Tüm bunlar olurken “Ermeni Soykırımı olmuş/olmamıştır” tartışmasına girmek yerine -bunu önemsemediğimden değil tabi- aklım ve vicdanım başka şeye odaklanıyor: Bu ülke neden araştırmadan, bilmeden, Yusuf Halaçoğlu zihniyetini aşamadan İttihat ve Terakki zihniyeti mirasına sahip çıkıyor? Neden yani… Kardeşim, reddi miras diye bir şey var, sana vebâl, yük, ağırlık bırakmayan bir şey, neden o kirli mirası devralıyorsun? Cidden ama cidden bunu hiç mi hiç anlamıyorum? Yeri geldiğinde, lüzumlu gördüğünde kendini halkını katletmekten (Dersim’de Alevileri, Diyarbekir’de Müslüman Kürtleri, Şapka Devriminde Müslüman Türkleri) dâhi çekinmeyen bir zihniyet, Ermenileri hemen hemen bir asır önce katletmişse bu inanılamaz bir şey mi? Hadi inanmıyorsun, o vakit seni “bilmeden” inkâra ve bu mirası devralmaya iten şey nedir, bunu hiç düşündün mü?
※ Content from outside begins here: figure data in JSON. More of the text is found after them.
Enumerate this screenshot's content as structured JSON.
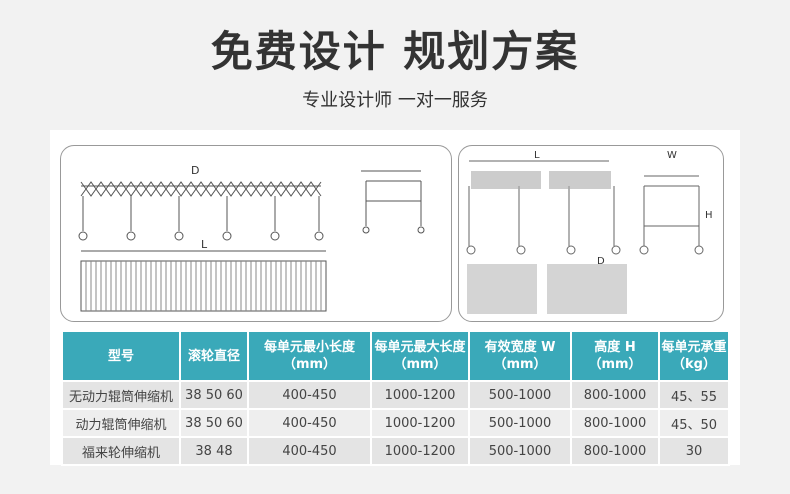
{
  "header": {
    "title": "免费设计  规划方案",
    "subtitle": "专业设计师 一对一服务"
  },
  "drawings": {
    "left_length_label": "L",
    "left_d_label": "D",
    "right_length_label": "L",
    "right_width_label": "W",
    "right_height_label": "H",
    "right_d_label": "D"
  },
  "colors": {
    "table_header": "#3aa9b9",
    "row": "#e4e4e4",
    "background": "#f2f2f2"
  },
  "table": {
    "headers": [
      "型号",
      "滚轮直径",
      "每单元最小长度（mm）",
      "每单元最大长度（mm）",
      "有效宽度 W（mm）",
      "高度 H（mm）",
      "每单元承重（kg）"
    ],
    "rows": [
      [
        "无动力辊筒伸缩机",
        "38 50 60",
        "400-450",
        "1000-1200",
        "500-1000",
        "800-1000",
        "45、55"
      ],
      [
        "动力辊筒伸缩机",
        "38 50 60",
        "400-450",
        "1000-1200",
        "500-1000",
        "800-1000",
        "45、50"
      ],
      [
        "福来轮伸缩机",
        "38 48",
        "400-450",
        "1000-1200",
        "500-1000",
        "800-1000",
        "30"
      ]
    ]
  }
}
Vaktiyle bir gurup Türkiyeli insan bir araya gelmişti ve 1915 Olaylarıyla ilgili “Özür Diliyorum” kampanyası ile şu metni yayımlamıştı:
“1915’te Osmanlı Ermenileri’nin maruz kaldığı Büyük Felâket’e duyarsız kalınmasını, bunun inkâr edilmesini vicdanım kabul etmiyor.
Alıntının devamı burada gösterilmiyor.